SUMMARY (Courtesy of

Seven months ago, on a rainy March night, sixteen year- old Willow’s parents died in a horrible car accident. Willow was driving. Now her older brother barely speaks to her, her new classmates know her as the killer orphan girl, and Willow is blocking the pain by secretly cutting herself. But when one boy—one sensitive, soulful boy—discovers Willow’s secret, it sparks an intense relationship that turns the “safe” world Willow has created for herself upside down.
Told in an extraordinary fresh voice, Willow is an unforgettable novel about one girl’s struggle to cope with tragedy, and one boy’s refusal to give up on her.


Overall, not too bad. Sometimes I felt like things moved way too quickly and were disjointed between scenes but Willow's internal struggle and reasonings were well crafted. Its a hard topic and not easily broached but I thought it was done with taste here. It not only showed the effect cutting has on the person doing it and the psychological need for it- as well as the inability to properly explain it and the knowledge that until you are in that dissociated state of mind, it makes no sense- but also the way it effects others. The ending in my opinion was bitter sweet and I really liked the closing line although I felt there wasn't a full sense of closure.

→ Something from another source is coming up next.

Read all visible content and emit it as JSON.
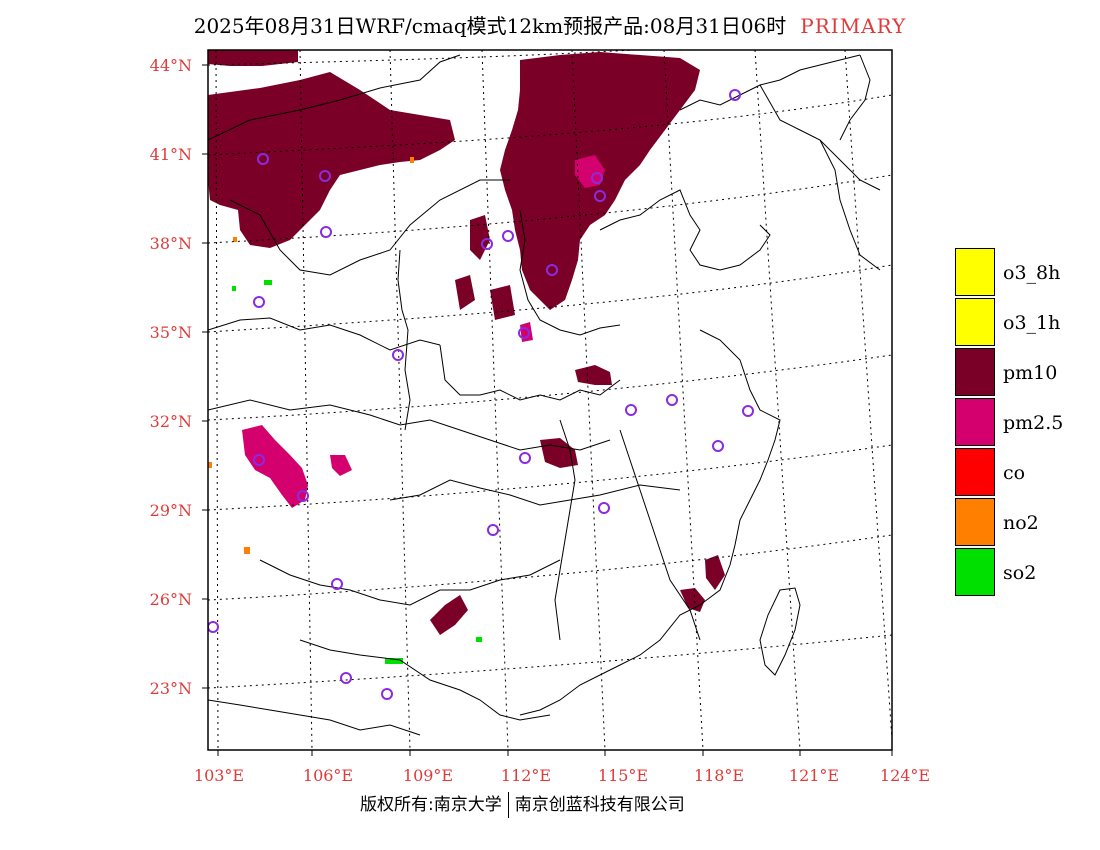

This is one of those books that is mental more than anything which I did like. The writing pulled me in, making me feel what Willow did and I didn't find it repetitive or boring though I know a lot of mental stories tend to do that to readers.

There were a few scenes that were just outright powerful that will stick with me because of the way they were written, the content of them, and their role in the story. Watching Willow grow, both through herself and by interactions with others was moving and I really think this book should be read by any kind of teacher or educator- the cutting content is something many do not understand but it will show how to be helpful and compassionate towards the person rather than judgmental. It isn't just about recognizing the signs of a cutter- it is also about how to approach them and how to help them get past it. Understanding their need and reliance for cutting is the biggest part of the battle and I think this book, whether intentionally or not, will help people to do that.